Waref Abu Quba: Mahmoud Darwish is a world famous Palestinian author and poet. He has been described as incarnating and reflecting “the tradition of the political poet in Islam”, the man of action whose action is poetry. He wrote a poem about Damascus and it’s recited by his voice. When I first heard his poem The Damascene Collar of the Dove, immediately, it was my first choice.


What has been the response to the video?

Waref Abu Quba: The video was well received on the social media and on the internet, it gained more than 200K views on the web, and it was staff-picked by Vimeo, which was very helpful giving the film an international attention rather than the local circles. The film was also recognized for Outstanding Cinematography in the Autumn Shorts Film Festival, Somerset, Kentucky USA in 2015.


Umayyad Square


Where do you live now?

Waref Abu Quba: I live in Germany for almost two years now, in the city of Darmstadt.


How has the move to a new country and culture been like for you?

Waref Abu Quba: I came to Germany in January 2014, the hardest thing in the integration process was to learn the language, but the people were mostly nice and helpful for me, by removing the language barrier life is getting easier.

I absolutely feel thankful to Germany and to the European countries for accepting and taking care of the Syrian refugees, in a time where only a small amount of countries are doing the same, even most of the Arabic countries are not allowing the Syrians to enter, and that’s a shame because they are closer and we share the same language and culture.

To express my thankfulness, I’ve did a film about the city of Darmstadt (where I live) and I am planning to publish it sometime soon as a thank you to the nice people of the city, the film title is Stadt, Licht & Bewegung, and it’s an experimental /artistic film, 9:38 minutes long.


In Damascus Umayyad Mosque Gate.



What do you miss about living in Syria?

Waref Abu Quba: I miss my home town, and I miss hanging out with my friends in our favorite places in Damascus, but rather than that, to be honest I don’t have too much memories attached there, living under a dictatorship will assure that for the people, I mean life was very hard there, and to make a living or to have a good education, or to raise a family, it was simply hard, and I also do have the ability to quickly acclimatize.


What do you want people to know about Syria, before the war?

Waref Abu Quba: I want the people to know, that Syria was a multicultural country for centuries, the Christians lived beside the Muslims, the Kurds beside the Arabs, so many religions and ethnicities side by side without any problem, and in Syria we didn’t have the radicalism Islamic mentality, we where tolerant at each other and everyone choose to believe in or not to believe in what he or she pleases.

For example I’ve met people in Europe who they don’t know that there is Christians in Syria, and they couldn’t believe that I do have Christian friends, that we hang out together, and we studied together and worked together. I think all this racism stories in Syria was just a tool in the hands of the politicians so they will use it when needed.


When the war ends, do you plan to return home?

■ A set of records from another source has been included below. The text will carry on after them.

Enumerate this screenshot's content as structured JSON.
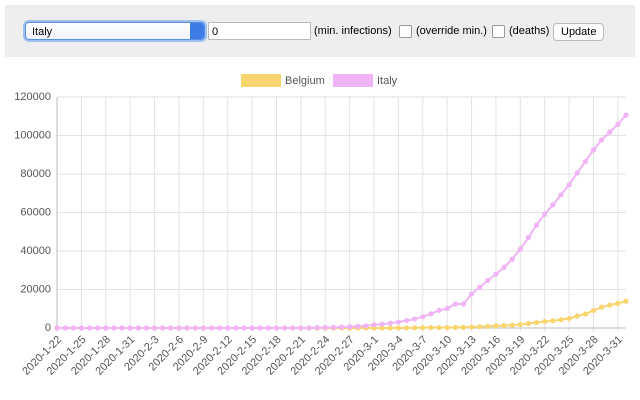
{
  "controls": {
    "country": "Italy",
    "min_value": "0",
    "min_label": "(min. infections)",
    "override_label": "(override min.)",
    "deaths_label": "(deaths)",
    "button": "Update"
  },
  "chart_data": {
    "type": "line",
    "categories": [
      "2020-1-22",
      null,
      null,
      "2020-1-25",
      null,
      null,
      "2020-1-28",
      null,
      null,
      "2020-1-31",
      null,
      null,
      "2020-2-3",
      null,
      null,
      "2020-2-6",
      null,
      null,
      "2020-2-9",
      null,
      null,
      "2020-2-12",
      null,
      null,
      "2020-2-15",
      null,
      null,
      "2020-2-18",
      null,
      null,
      "2020-2-21",
      null,
      null,
      "2020-2-24",
      null,
      null,
      "2020-2-27",
      null,
      null,
      "2020-3-1",
      null,
      null,
      "2020-3-4",
      null,
      null,
      "2020-3-7",
      null,
      null,
      "2020-3-10",
      null,
      null,
      "2020-3-13",
      null,
      null,
      "2020-3-16",
      null,
      null,
      "2020-3-19",
      null,
      null,
      "2020-3-22",
      null,
      null,
      "2020-3-25",
      null,
      null,
      "2020-3-28",
      null,
      null,
      "2020-3-31",
      null
    ],
    "series": [
      {
        "name": "Belgium",
        "color": "#f8d56f",
        "values": [
          0,
          0,
          0,
          0,
          0,
          0,
          0,
          0,
          0,
          0,
          0,
          0,
          0,
          1,
          1,
          1,
          1,
          1,
          1,
          1,
          1,
          1,
          1,
          1,
          1,
          1,
          1,
          1,
          1,
          1,
          1,
          1,
          1,
          1,
          1,
          1,
          1,
          1,
          1,
          2,
          8,
          13,
          23,
          50,
          109,
          169,
          200,
          239,
          267,
          314,
          314,
          559,
          689,
          886,
          1058,
          1243,
          1486,
          1795,
          2257,
          2815,
          3401,
          3743,
          4269,
          4937,
          6235,
          7284,
          9134,
          10836,
          11899,
          12775,
          13964
        ]
      },
      {
        "name": "Italy",
        "color": "#efb3f6",
        "values": [
          0,
          0,
          0,
          0,
          0,
          0,
          0,
          0,
          0,
          2,
          2,
          2,
          2,
          2,
          2,
          2,
          3,
          3,
          3,
          3,
          3,
          3,
          3,
          3,
          3,
          3,
          3,
          3,
          3,
          3,
          20,
          62,
          155,
          229,
          322,
          453,
          655,
          888,
          1128,
          1694,
          2036,
          2502,
          3089,
          3858,
          4636,
          5883,
          7375,
          9172,
          10149,
          12462,
          12462,
          17660,
          21157,
          24747,
          27980,
          31506,
          35713,
          41035,
          47021,
          53578,
          59138,
          63927,
          69176,
          74386,
          80589,
          86498,
          92472,
          97689,
          101739,
          105792,
          110574
        ]
      }
    ],
    "ylim": [
      0,
      120000
    ],
    "yticks": [
      0,
      20000,
      40000,
      60000,
      80000,
      100000,
      120000
    ],
    "grid": true,
    "legend": "top"
  }
}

Waref Abu Quba: Of course I will! When I was in Syria, my dream was to leave it to another country, mainly to find better opportunities and a better education, but now after I lived two years in Germany, I’ve found that life is also difficult here. It’s not easy to change your country after a certain age, and to learn a new language and new people. I will go back to Syria but only when we have a democratic regime which respects its people. I think this is how the majority of the Syrians refugees think.